Donc, l'éducation confessionnelle, pour lui, était un droit constitutionnel acquis suite à des libérations quasi sanglantes. Aurait-il abandonné cet article 93?

Il est reconnu que, sans la foi, la vie est un non-sens. Alors, pourquoi préserver la foi dans les écoles? Pourquoi maintenir l'article 93 intact? Les réponses suivantes sont de prime importance pour les gens de bonne foi et même pour les autres. Peut-être que ces explications vous aideront à mieux saisir les devoirs des chrétiens envers leur famille, leur patrie et l'Église.

Les fidèles ne peuvent s'abstenir de veiller sur l'une et sur l'autre, puisque la pensée chrétienne englobe tous les aspects de leur vie 24 heures par jour et partout où ils se trouvent. Ils se penchent sur des sujets d'actualité pour tenter de trouver des solutions afin de venir en aide à ceux qui souffrent.

Je vous ai remis des outils de travail pour vous donner l'occasion de réfléchir, en groupe ou individuellement. Je me rends compte qu'il y a des personnes qui ont changé leur fusil d'épaule, un peu comme moi depuis 1977. Je pense à William Coulson, qui était pour la théorie de la clarification des valeurs et qui a reconnu le tort qu'il était en train de semer à travers le monde. Il y en a aussi plusieurs sur le plan politique.

• 1945

Dans le catéchisme, il y a des règles à suivre pour nous aider à diriger l'éducation. Vous avez les numéros qui vous concernent là-dessus et il y a aussi la lettre encyclique du pape Pie XI. Je vous prie d'en prendre connaissance.

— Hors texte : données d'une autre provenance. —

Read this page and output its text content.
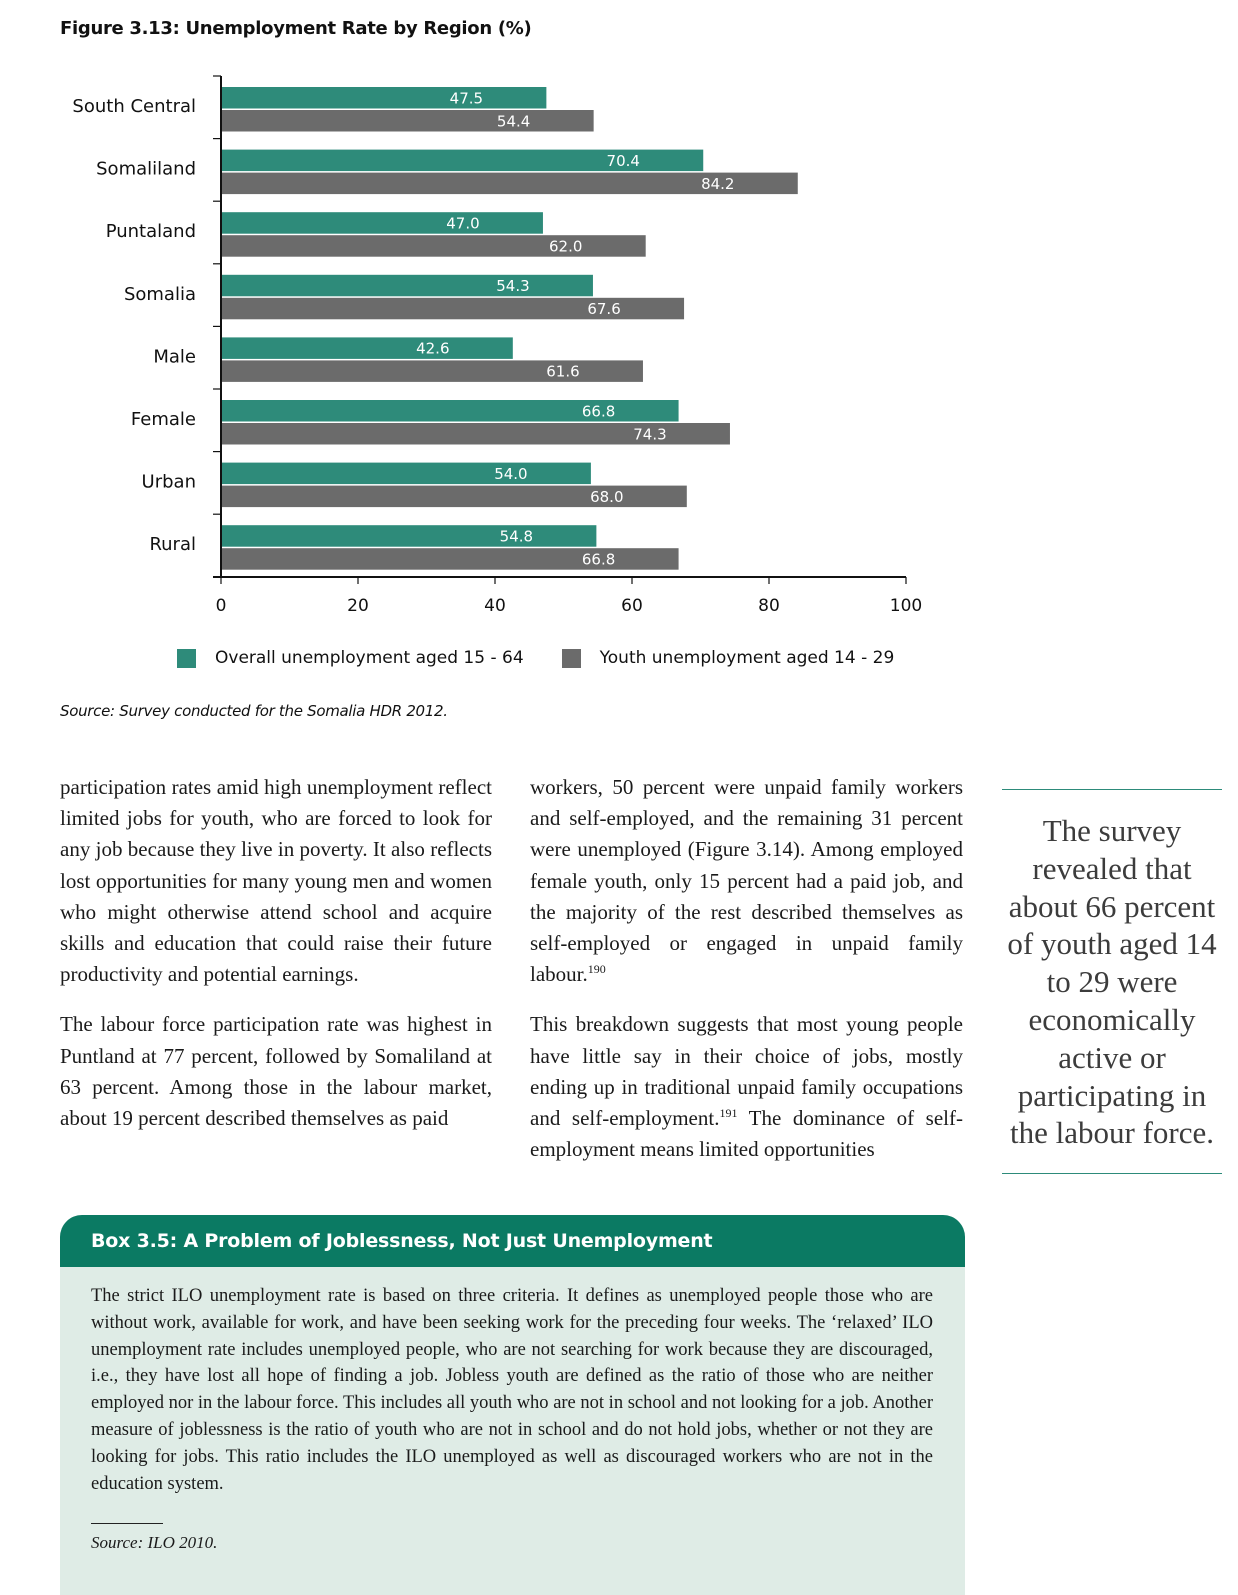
Figure 3.13: Unemployment Rate by Region (%)
47.5
54.4
South Central
70.4
84.2
Somaliland
47.0
62.0
Puntaland
54.3
67.6
Somalia
42.6
61.6
Male
66.8
74.3
Female
54.0
68.0
Urban
54.8
66.8
Rural
0	20	40	60	80	100
Overall unemployment aged 15 - 64	Youth unemployment aged 14 - 29
Source: Survey conducted for the Somalia HDR 2012.

participation rates amid high unemployment reflect limited jobs for youth, who are forced to look for any job because they live in poverty. It also reflects lost opportunities for many young men and women who might otherwise attend school and acquire skills and education that could raise their future productivity and potential earnings.

The labour force participation rate was highest in Puntland at 77 percent, followed by Somaliland at 63 percent. Among those in the labour market, about 19 percent described themselves as paid

workers, 50 percent were unpaid family workers and self-employed, and the remaining 31 percent were unemployed (Figure 3.14). Among employed female youth, only 15 percent had a paid job, and the majority of the rest described themselves as self-employed or engaged in unpaid family labour.$^{190}$

This breakdown suggests that most young people have little say in their choice of jobs, mostly ending up in traditional unpaid family occupations and self-employment.$^{191}$ The dominance of self-employment means limited opportunities

The survey revealed that about 66 percent of youth aged 14 to 29 were economically active or participating in the labour force.
Box 3.5: A Problem of Joblessness, Not Just Unemployment
The strict ILO unemployment rate is based on three criteria. It defines as unemployed people those who are without work, available for work, and have been seeking work for the preceding four weeks. The ‘relaxed’ ILO unemployment rate includes unemployed people, who are not searching for work because they are discouraged, i.e., they have lost all hope of finding a job. Jobless youth are defined as the ratio of those who are neither employed nor in the labour force. This includes all youth who are not in school and not looking for a job. Another measure of joblessness is the ratio of youth who are not in school and do not hold jobs, whether or not they are looking for jobs. This ratio includes the ILO unemployed as well as discouraged workers who are not in the education system.
Source: ILO 2010.
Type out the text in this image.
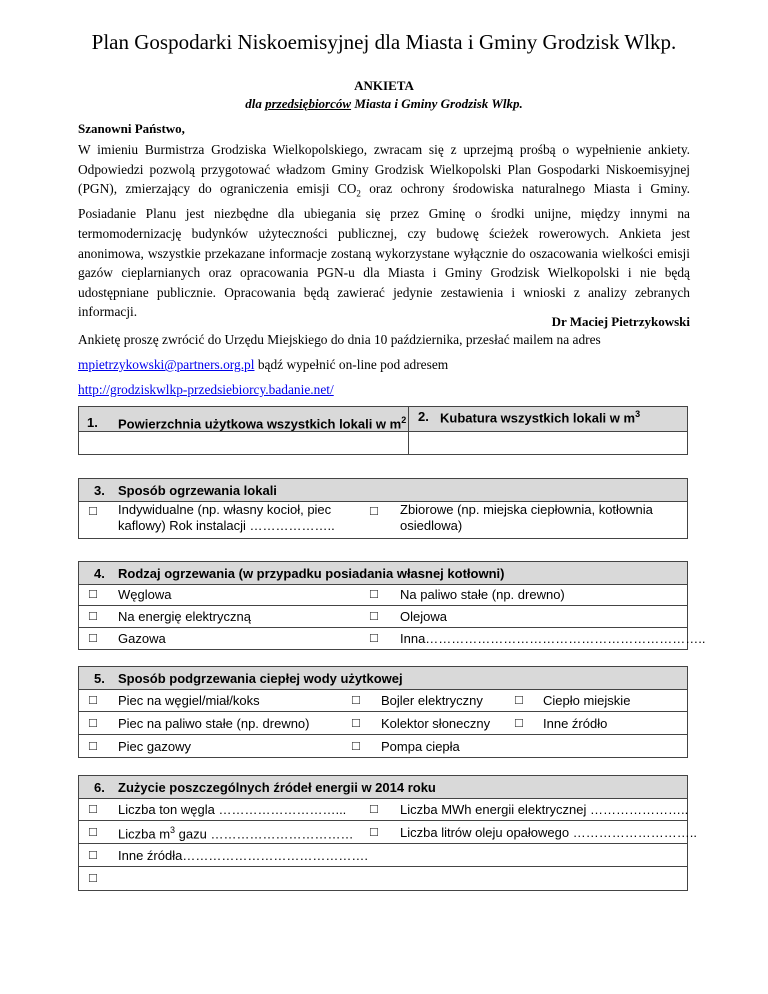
Plan Gospodarki Niskoemisyjnej dla Miasta i Gminy Grodzisk Wlkp.
ANKIETA
dla przedsiębiorców Miasta i Gminy Grodzisk Wlkp.
Szanowni Państwo,
W imieniu Burmistrza Grodziska Wielkopolskiego, zwracam się z uprzejmą prośbą o wypełnienie ankiety. Odpowiedzi pozwolą przygotować władzom Gminy Grodzisk Wielkopolski Plan Gospodarki Niskoemisyjnej (PGN), zmierzający do ograniczenia emisji $CO_2$ oraz ochrony środowiska naturalnego Miasta i Gminy. Posiadanie Planu jest niezbędne dla ubiegania się przez Gminę o środki unijne, między innymi na termomodernizację budynków użyteczności publicznej, czy budowę ścieżek rowerowych. Ankieta jest anonimowa, wszystkie przekazane informacje zostaną wykorzystane wyłącznie do oszacowania wielkości emisji gazów cieplarnianych oraz opracowania PGN-u dla Miasta i Gminy Grodzisk Wielkopolski i nie będą udostępniane publicznie. Opracowania będą zawierać jedynie zestawienia i wnioski z analizy zebranych informacji.
Dr Maciej Pietrzykowski
Ankietę proszę zwrócić do Urzędu Miejskiego do dnia 10 października, przesłać mailem na adres
mpietrzykowski@partners.org.pl bądź wypełnić on-line pod adresem
http://grodziskwlkp-przedsiebiorcy.badanie.net/
1. Powierzchnia użytkowa wszystkich lokali w $m^2$ 2. Kubatura wszystkich lokali w $m^3$
3. Sposób ogrzewania lokali
☐ Indywidualne (np. własny kocioł, piec kaflowy) Rok instalacji ………………..
☐ Zbiorowe (np. miejska ciepłownia, kotłownia osiedlowa)
4. Rodzaj ogrzewania (w przypadku posiadania własnej kotłowni)
☐ Węglowa
☐ Na energię elektryczną
☐ Gazowa
☐ Na paliwo stałe (np. drewno)
☐ Olejowa
☐ Inna………………………………………………………..
5. Sposób podgrzewania ciepłej wody użytkowej
☐ Piec na węgiel/miał/koks
☐ Piec na paliwo stałe (np. drewno)
☐ Piec gazowy
☐ Bojler elektryczny
☐ Kolektor słoneczny
☐ Pompa ciepła
☐ Ciepło miejskie
☐ Inne źródło
6. Zużycie poszczególnych źródeł energii w 2014 roku
☐ Liczba ton węgla ………………………...
☐ Liczba $m^3$ gazu ……………………………
☐ Inne źródła…………………………………….
☐
☐ Liczba MWh energii elektrycznej …………………..
☐ Liczba litrów oleju opałowego ………………………..
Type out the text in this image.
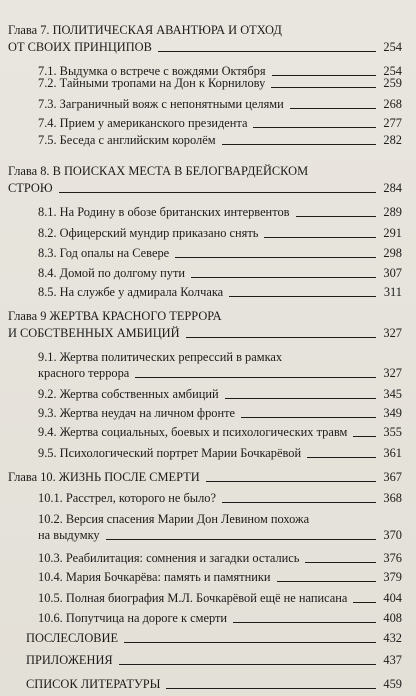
Глава 7. ПОЛИТИЧЕСКАЯ АВАНТЮРА И ОТХОД
ОТ СВОИХ ПРИНЦИПОВ	254
7.1. Выдумка о встрече с вождями Октября	254
7.2. Тайными тропами на Дон к Корнилову	259
7.3. Заграничный вояж с непонятными целями	268
7.4. Прием у американского президента	277
7.5. Беседа с английским королём	282
Глава 8. В ПОИСКАХ МЕСТА В БЕЛОГВАРДЕЙСКОМ
СТРОЮ	284
8.1. На Родину в обозе британских интервентов	289
8.2. Офицерский мундир приказано снять	291
8.3. Год опалы на Севере	298
8.4. Домой по долгому пути	307
8.5. На службе у адмирала Колчака	311
Глава 9 ЖЕРТВА КРАСНОГО ТЕРРОРА
И СОБСТВЕННЫХ АМБИЦИЙ	327
9.1. Жертва политических репрессий в рамках
красного террора	327
9.2. Жертва собственных амбиций	345
9.3. Жертва неудач на личном фронте	349
9.4. Жертва социальных, боевых и психологических травм	355
9.5. Психологический портрет Марии Бочкарёвой	361
Глава 10. ЖИЗНЬ ПОСЛЕ СМЕРТИ	367
10.1. Расстрел, которого не было?	368
10.2. Версия спасения Марии Дон Левином похожа
на выдумку	370
10.3. Реабилитация: сомнения и загадки остались	376
10.4. Мария Бочкарёва: память и памятники	379
10.5. Полная биография М.Л. Бочкарёвой ещё не написана	404
10.6. Попутчица на дороге к смерти	408
ПОСЛЕСЛОВИЕ	432
ПРИЛОЖЕНИЯ	437
СПИСОК ЛИТЕРАТУРЫ	459
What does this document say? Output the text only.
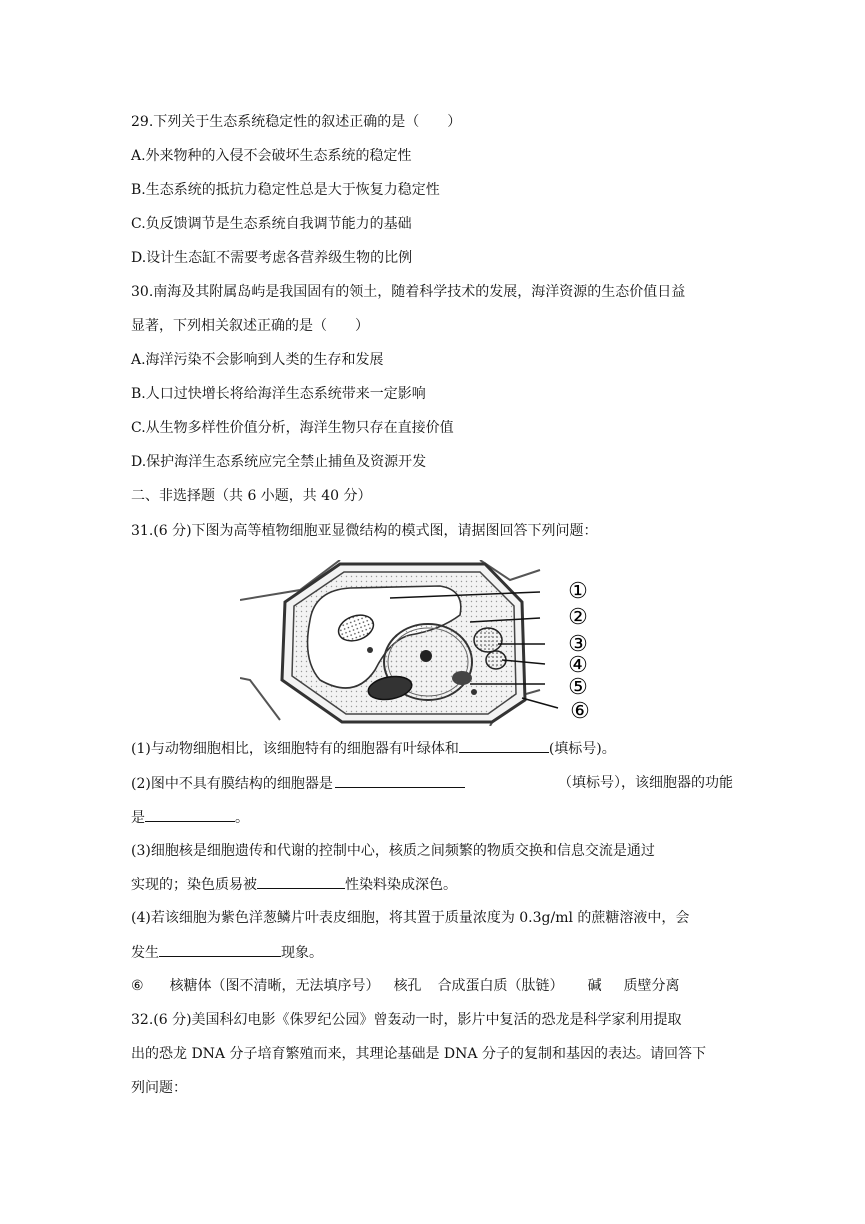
29.下列关于生态系统稳定性的叙述正确的是（　　）
A.外来物种的入侵不会破坏生态系统的稳定性
B.生态系统的抵抗力稳定性总是大于恢复力稳定性
C.负反馈调节是生态系统自我调节能力的基础
D.设计生态缸不需要考虑各营养级生物的比例
30.南海及其附属岛屿是我国固有的领土，随着科学技术的发展，海洋资源的生态价值日益
显著，下列相关叙述正确的是（　　）
A.海洋污染不会影响到人类的生存和发展
B.人口过快增长将给海洋生态系统带来一定影响
C.从生物多样性价值分析，海洋生物只存在直接价值
D.保护海洋生态系统应完全禁止捕鱼及资源开发
二、非选择题（共 6 小题，共 40 分）
31.(6 分)下图为高等植物细胞亚显微结构的模式图，请据图回答下列问题：
①
②
③
④
⑤
⑥
(1)与动物细胞相比，该细胞特有的细胞器有叶绿体和	(填标号)。
(2)图中不具有膜结构的细胞器是	（填标号），该细胞器的功能
是	。
(3)细胞核是细胞遗传和代谢的控制中心，核质之间频繁的物质交换和信息交流是通过
实现的；染色质易被	性染料染成深色。
(4)若该细胞为紫色洋葱鳞片叶表皮细胞，将其置于质量浓度为 0.3g/ml 的蔗糖溶液中，会
发生	现象。
⑥ 核糖体（图不清晰，无法填序号） 核孔 合成蛋白质（肽链） 碱 质壁分离
32.(6 分)美国科幻电影《侏罗纪公园》曾轰动一时，影片中复活的恐龙是科学家利用提取
出的恐龙 DNA 分子培育繁殖而来，其理论基础是 DNA 分子的复制和基因的表达。请回答下
列问题：
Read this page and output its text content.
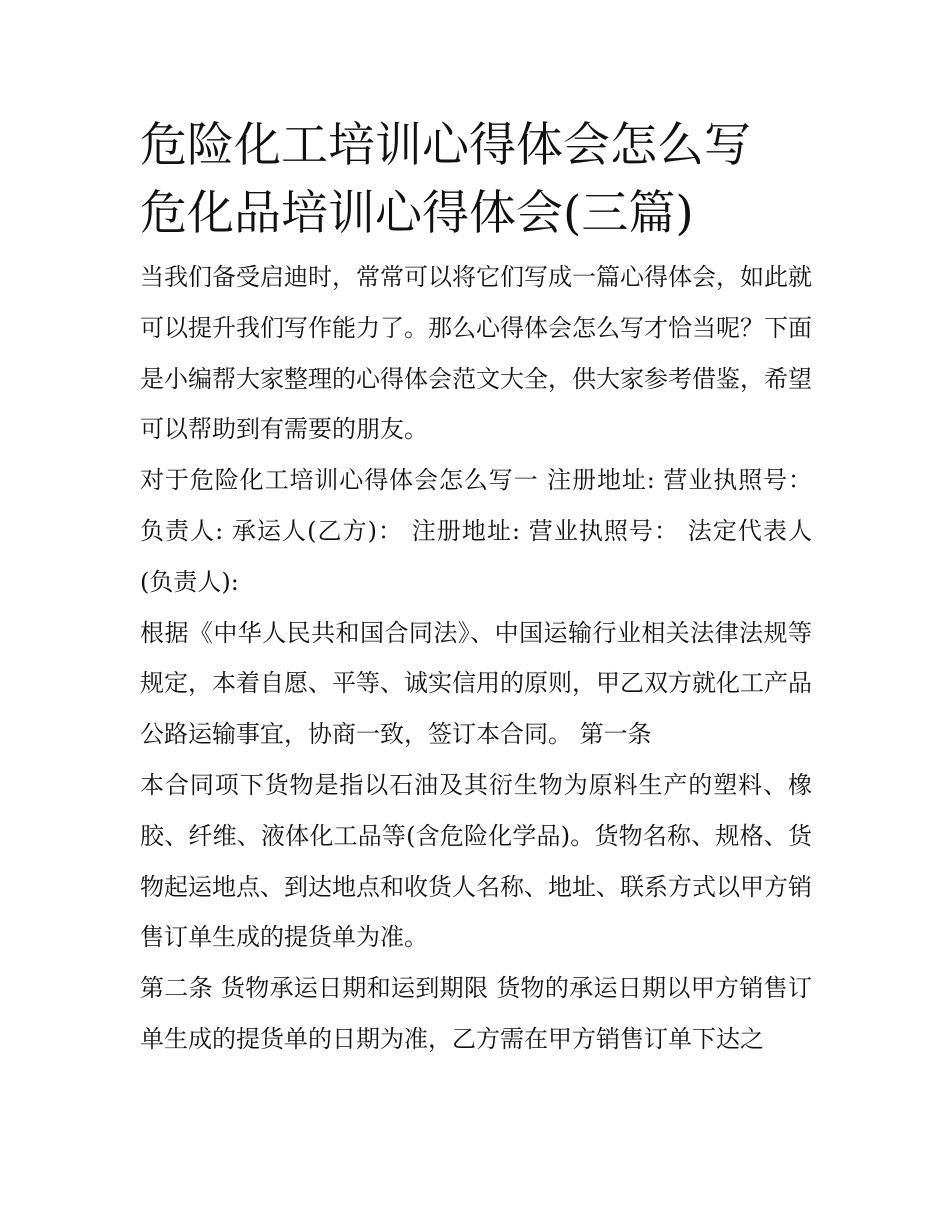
危险化工培训心得体会怎么写
危化品培训心得体会(三篇)

当我们备受启迪时，常常可以将它们写成一篇心得体会，如此就可以提升我们写作能力了。那么心得体会怎么写才恰当呢？下面是小编帮大家整理的心得体会范文大全，供大家参考借鉴，希望可以帮助到有需要的朋友。

对于危险化工培训心得体会怎么写一 注册地址: 营业执照号： 负责人: 承运人(乙方)： 注册地址: 营业执照号： 法定代表人(负责人):

根据《中华人民共和国合同法》、中国运输行业相关法律法规等规定，本着自愿、平等、诚实信用的原则，甲乙双方就化工产品公路运输事宜，协商一致，签订本合同。 第一条

本合同项下货物是指以石油及其衍生物为原料生产的塑料、橡胶、纤维、液体化工品等(含危险化学品)。货物名称、规格、货物起运地点、到达地点和收货人名称、地址、联系方式以甲方销售订单生成的提货单为准。

第二条 货物承运日期和运到期限 货物的承运日期以甲方销售订单生成的提货单的日期为准，乙方需在甲方销售订单下达之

Le coprésident (M. Denis Paradis): Merci beaucoup, madame Gibeault, pour votre présentation. Nous allons suspendre pour deux minutes pour que les gens puissent s'approcher.

• 1945




• 1947

Le coprésident (M. Denis Paradis): Nous allons maintenant passer à une période de questions.

Monsieur Goldring.

[Traduction]

M. Peter Goldring: Mesdames et messieurs, je tiens à vous remercier des exposés que vous avez présentés. Tout cela est excellent.

J'aimerais poser cette question à Elizabeth LaPrairie parce qu'elle en a parlé dans son mémoire. J'ai le sentiment qu'il demeure certaines interrogations sur la façon dont le consensus s'est formé. Tous les députés provinciaux ont voté de façon unanime à Québec en ce sens et je crois que l'on peut prétendre que c'est un vote à saveur politique. Lorsque j'examine votre mémoire, je me pose vraiment des questions. Lorsqu'on présente une pétition contenant 235 000 noms à l'assemblée législative du Québec et qu'il en résulte un vote unanime, je crois que l'on peut se demander s'il n'y avait pas une motivation politique derrière tout cela.

En outre, on mentionne dans le rapport qu'il y avait consensus et on nomme les groupes et les individus comme Alliance Québec—Alliance Québec est également venu ici. Ses représentants ont dit qu'ils ne pensaient pas qu'il soit nécessaire de supprimer ces dispositions constitutionnelles, ce qui semble également contraire au rapport.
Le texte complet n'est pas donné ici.